The new series on Netflix— “Indian Matchmaking” made it to the top 10 US list. A few weeks ago, another series called Never Have I Ever with an Indian American protagonist also cut to the top ten. As an Indian American living in the US for the past twenty years, I am happy, and I started to think of the journey of Indian immigrants.
Today, Indians are the richest immigrant minority in the US. The median household income of Indians in the US is close to $140,000 (2016) compared to the next class (whites) whose median income rests at $85,000. This data is from 2016, and today the numbers would be much higher for the Indian household income. This voyage was onerous and full of obstacles. Indian immigration to the US has been arduous to say the least.
The early Indians came to America to work on the railroad project. They were ill-treated to the extent that they could not board the rails they helped build to go home. Even if they had lived on the American soil for decades, they were ineligible for citizenship because of the Naturalization Act of 1790. When immigrants were pouring in from European countries in the 1900s, the Immigration Act of 1917 downright prevented Indians from emigrating. It was only in 1965 when amendments were made to the Immigration and Naturalization Act that Indians started to enter the US in very infinitesimal numbers. One thing that makes Indian immigration unique to the US is that 75% of Indian immigrants are educated (bachelors/masters degree) and are considered highly skilled labour. Education is what defines Indian immigrants.

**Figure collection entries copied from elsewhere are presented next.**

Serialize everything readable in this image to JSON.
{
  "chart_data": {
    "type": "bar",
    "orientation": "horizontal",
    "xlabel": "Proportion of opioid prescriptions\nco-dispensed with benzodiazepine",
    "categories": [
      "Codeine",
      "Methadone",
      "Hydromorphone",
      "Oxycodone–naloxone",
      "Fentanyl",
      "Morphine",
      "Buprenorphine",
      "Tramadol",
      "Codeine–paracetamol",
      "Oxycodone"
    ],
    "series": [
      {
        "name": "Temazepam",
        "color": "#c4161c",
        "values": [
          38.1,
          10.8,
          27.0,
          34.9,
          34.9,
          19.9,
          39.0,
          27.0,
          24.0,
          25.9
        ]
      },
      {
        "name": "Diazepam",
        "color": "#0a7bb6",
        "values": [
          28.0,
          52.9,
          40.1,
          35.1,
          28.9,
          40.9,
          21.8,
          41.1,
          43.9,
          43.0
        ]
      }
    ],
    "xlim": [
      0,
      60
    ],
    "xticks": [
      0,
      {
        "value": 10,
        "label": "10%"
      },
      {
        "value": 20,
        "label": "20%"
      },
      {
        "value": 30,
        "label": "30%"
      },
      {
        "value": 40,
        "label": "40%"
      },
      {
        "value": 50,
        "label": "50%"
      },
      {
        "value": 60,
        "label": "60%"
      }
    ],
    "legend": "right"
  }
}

Education is important to Indians. Even in low-income housing of Indian towns, every single person recognizes the value and urgency of education; this is aggrandized in Indians in the US. Most after school academic enrichment centers have a very high percentage of Indian origin children. Indian children dominate the Spelling Bees and Maths Olympiad because households attribute a climb in academic growth to such competitions. If a school district in the US participates in the gifted program (learning a couple of grades ahead), Indian children make up for the majority of participants. It’s not that Indian immigrants are only focused in academics, they basically invest in their children. Music, sports, or other extracurriculars— an average Indian household will give precedence to their children’s growth. But if the funds are limited, the priority will be given to academics, and the result shows- an average household income of Indian Americans is much higher than any race in the US.

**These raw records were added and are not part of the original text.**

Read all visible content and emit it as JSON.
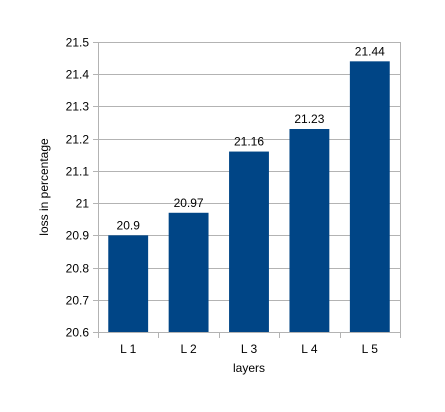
{
  "chart_data": {
    "type": "bar",
    "categories": [
      "L 1",
      "L 2",
      "L 3",
      "L 4",
      "L 5"
    ],
    "values": [
      20.9,
      20.97,
      21.16,
      21.23,
      21.44
    ],
    "data_labels": [
      "20.9",
      "20.97",
      "21.16",
      "21.23",
      "21.44"
    ],
    "xlabel": "layers",
    "ylabel": "loss in percentage",
    "ylim": [
      20.6,
      21.5
    ],
    "yticks": [
      20.6,
      20.7,
      20.8,
      20.9,
      21,
      21.1,
      21.2,
      21.3,
      21.4,
      21.5
    ],
    "ytick_labels": [
      "20.6",
      "20.7",
      "20.8",
      "20.9",
      "21",
      "21.1",
      "21.2",
      "21.3",
      "21.4",
      "21.5"
    ],
    "grid": true,
    "legend": "none",
    "bar_color": "#004586",
    "grid_color": "#b3b3b3"
  }
}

Also, most Indian families are very involved in their child’s growth. It’s not limited to monetary involvement; the parents are actively involved in the daily activities. For an outsider to the culture, it could look like mollycoddling; maybe it is. The sense of duty in parents towards their children is very high. If a household can afford to pay for the college education of their child, it is almost given that the parents would gladly pay for college.
Very few Indian Americans live below the poverty line, and even fewer are part of any gangs. Most Indian Americans immigrate to the US legally, and their choice in clothing is seldom an indication of their deep pockets.